To carry and convey all that history in the body, Lashbrook deliberately moved away from a contemporary-dance approach, honing what she describes as the “human physicality”.

“A gesture of reaching out to somebody is really powerful in this work over a dance move that we recognize, like a jeté,” she stresses. “It requires such a balance between physicality and acting—something that isn’t always required in dance…These characters become people; they don’t become dancers, but people.” The same expectation extends to the ensemble, whom Lashbrook asks to inhabit rather than perform, finding each other, reaching and recoiling in ways that feel visibly human. 

 

Enemy Lines. Photo by Marlowe Porter

“I feel like most people walk away from this work with a deeper appreciation for our differences.”
 

What started out as a solo dance sharing her family’s story of incarceration and perseverance has gradually evolved into a larger narrative requiring multifaceted perspectives. Enemy Lines delves into the broader discussion of how patterns of intolerance and oppression disrupt human connection and collective growth, looking at both the past and present to find ways to shape the future.

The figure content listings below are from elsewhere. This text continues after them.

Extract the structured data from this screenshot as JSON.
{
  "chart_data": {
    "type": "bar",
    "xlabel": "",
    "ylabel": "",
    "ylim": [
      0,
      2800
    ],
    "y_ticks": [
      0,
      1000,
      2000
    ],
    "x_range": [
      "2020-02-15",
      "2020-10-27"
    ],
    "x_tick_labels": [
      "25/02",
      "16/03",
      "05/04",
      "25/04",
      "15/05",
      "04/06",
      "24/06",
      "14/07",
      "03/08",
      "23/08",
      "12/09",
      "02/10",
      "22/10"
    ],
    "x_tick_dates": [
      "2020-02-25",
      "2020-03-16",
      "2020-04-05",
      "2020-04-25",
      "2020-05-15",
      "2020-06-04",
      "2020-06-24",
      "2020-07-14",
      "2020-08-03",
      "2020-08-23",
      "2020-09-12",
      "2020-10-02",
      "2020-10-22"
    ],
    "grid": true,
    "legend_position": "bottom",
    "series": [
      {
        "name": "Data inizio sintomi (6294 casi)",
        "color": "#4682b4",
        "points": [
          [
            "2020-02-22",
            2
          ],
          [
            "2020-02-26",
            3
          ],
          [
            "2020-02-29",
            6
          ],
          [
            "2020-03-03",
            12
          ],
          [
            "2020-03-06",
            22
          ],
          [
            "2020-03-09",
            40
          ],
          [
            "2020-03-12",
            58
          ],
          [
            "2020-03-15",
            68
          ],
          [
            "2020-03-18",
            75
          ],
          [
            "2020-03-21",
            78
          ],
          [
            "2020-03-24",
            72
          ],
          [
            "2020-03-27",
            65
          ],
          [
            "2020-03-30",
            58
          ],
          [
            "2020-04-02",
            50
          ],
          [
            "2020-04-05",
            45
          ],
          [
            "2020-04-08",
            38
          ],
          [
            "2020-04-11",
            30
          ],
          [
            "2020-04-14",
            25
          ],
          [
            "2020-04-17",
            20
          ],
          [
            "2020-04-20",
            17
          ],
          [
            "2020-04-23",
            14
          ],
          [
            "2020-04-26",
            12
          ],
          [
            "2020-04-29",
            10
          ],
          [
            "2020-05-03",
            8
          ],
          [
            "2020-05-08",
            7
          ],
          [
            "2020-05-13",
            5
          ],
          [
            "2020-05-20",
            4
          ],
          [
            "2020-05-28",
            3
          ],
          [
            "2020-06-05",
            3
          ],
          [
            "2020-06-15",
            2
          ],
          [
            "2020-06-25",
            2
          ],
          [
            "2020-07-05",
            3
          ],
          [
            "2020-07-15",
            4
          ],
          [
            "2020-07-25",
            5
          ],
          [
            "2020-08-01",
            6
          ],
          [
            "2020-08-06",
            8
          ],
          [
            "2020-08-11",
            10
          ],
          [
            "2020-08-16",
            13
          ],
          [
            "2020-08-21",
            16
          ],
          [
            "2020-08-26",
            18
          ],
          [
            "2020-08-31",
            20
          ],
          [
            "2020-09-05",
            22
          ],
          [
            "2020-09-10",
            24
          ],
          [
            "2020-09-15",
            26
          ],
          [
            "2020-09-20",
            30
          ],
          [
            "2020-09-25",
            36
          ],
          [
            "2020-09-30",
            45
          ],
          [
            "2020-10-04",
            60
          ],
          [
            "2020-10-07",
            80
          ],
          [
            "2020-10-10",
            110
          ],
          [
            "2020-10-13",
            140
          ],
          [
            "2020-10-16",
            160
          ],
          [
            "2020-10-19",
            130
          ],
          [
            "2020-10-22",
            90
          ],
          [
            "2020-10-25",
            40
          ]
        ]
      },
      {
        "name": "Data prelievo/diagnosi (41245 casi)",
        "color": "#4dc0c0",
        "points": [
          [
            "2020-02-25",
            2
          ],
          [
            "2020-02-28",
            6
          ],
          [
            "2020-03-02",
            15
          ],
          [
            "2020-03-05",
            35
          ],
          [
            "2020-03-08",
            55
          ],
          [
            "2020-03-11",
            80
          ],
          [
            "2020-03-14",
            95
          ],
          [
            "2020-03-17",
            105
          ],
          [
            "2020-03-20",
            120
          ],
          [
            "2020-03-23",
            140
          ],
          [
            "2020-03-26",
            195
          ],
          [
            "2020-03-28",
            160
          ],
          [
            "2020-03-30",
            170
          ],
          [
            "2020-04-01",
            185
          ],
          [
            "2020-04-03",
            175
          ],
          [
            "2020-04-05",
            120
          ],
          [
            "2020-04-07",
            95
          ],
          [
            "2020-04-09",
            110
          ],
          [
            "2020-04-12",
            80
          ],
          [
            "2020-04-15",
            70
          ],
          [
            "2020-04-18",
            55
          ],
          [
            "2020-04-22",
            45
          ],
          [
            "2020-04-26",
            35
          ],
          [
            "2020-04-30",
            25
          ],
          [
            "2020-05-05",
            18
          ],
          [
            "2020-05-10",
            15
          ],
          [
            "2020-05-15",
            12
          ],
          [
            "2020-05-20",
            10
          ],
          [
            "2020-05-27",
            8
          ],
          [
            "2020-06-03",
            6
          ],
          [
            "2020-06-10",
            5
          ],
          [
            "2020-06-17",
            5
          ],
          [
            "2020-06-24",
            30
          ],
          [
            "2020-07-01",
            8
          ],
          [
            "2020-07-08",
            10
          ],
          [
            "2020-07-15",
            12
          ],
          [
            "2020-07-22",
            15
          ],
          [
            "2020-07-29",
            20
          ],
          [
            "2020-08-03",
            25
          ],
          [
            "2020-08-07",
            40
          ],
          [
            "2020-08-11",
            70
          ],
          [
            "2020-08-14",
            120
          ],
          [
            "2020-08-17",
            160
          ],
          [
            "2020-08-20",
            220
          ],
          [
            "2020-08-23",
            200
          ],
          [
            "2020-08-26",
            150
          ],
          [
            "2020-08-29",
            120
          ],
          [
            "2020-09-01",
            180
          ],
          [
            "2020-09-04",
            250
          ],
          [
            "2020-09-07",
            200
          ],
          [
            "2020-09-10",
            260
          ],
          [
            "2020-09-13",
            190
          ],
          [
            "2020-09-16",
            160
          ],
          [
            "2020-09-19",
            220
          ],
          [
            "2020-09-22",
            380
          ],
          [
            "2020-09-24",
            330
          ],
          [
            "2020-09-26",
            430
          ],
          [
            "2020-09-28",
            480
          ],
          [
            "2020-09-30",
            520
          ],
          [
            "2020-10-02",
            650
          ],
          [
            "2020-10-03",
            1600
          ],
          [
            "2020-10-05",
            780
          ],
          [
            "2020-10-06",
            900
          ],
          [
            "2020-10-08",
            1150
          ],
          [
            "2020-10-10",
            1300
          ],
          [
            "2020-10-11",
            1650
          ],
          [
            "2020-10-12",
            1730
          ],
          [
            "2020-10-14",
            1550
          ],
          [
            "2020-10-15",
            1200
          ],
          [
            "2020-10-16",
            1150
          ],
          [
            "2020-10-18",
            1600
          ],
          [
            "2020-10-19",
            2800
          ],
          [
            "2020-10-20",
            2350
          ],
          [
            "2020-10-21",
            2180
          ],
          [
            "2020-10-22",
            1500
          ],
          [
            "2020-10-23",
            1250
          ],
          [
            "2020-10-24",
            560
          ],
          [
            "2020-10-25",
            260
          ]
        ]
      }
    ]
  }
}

“I realized that as much as this piece is about my family’s journey, it is a conversation between more than just my family,” Lashbrook adds. “I really wanted to say more than what hardships the Japanese Canadians went through, but how those things can ripple into other places. And that created this real need for other voices.”

That ripple effect becomes palpable in the latter half of the show, when ensemble cast members attest to current atrocities in what Lashbrook refers to as the “Olympics of victimization”. She highlights how the piece has developed since its 2023 premiere, as she continuously revisits and reflects on global affairs. This implication is uncomfortable and intentional; the fear-based thinking that oppressed Lashbrook’s family did not end with the war—it repeated and still repeats in a vicious cycle.

Ahead of her Vancouver performance, Lashbrook reflects on this cycle and the harm that is perpetuated across time and space, whether in 1940s Canada, 1940s Japan, or present-day conflicts throughout the world. 

“I feel like most people walk away from this work with a deeper appreciation for our differences,” Lashbrook notes. “I hope that people can see some of the more nuanced ways that we are hurt and hurting, and look past those moments to be able to better support each other through conflict, through repair, through hardships.”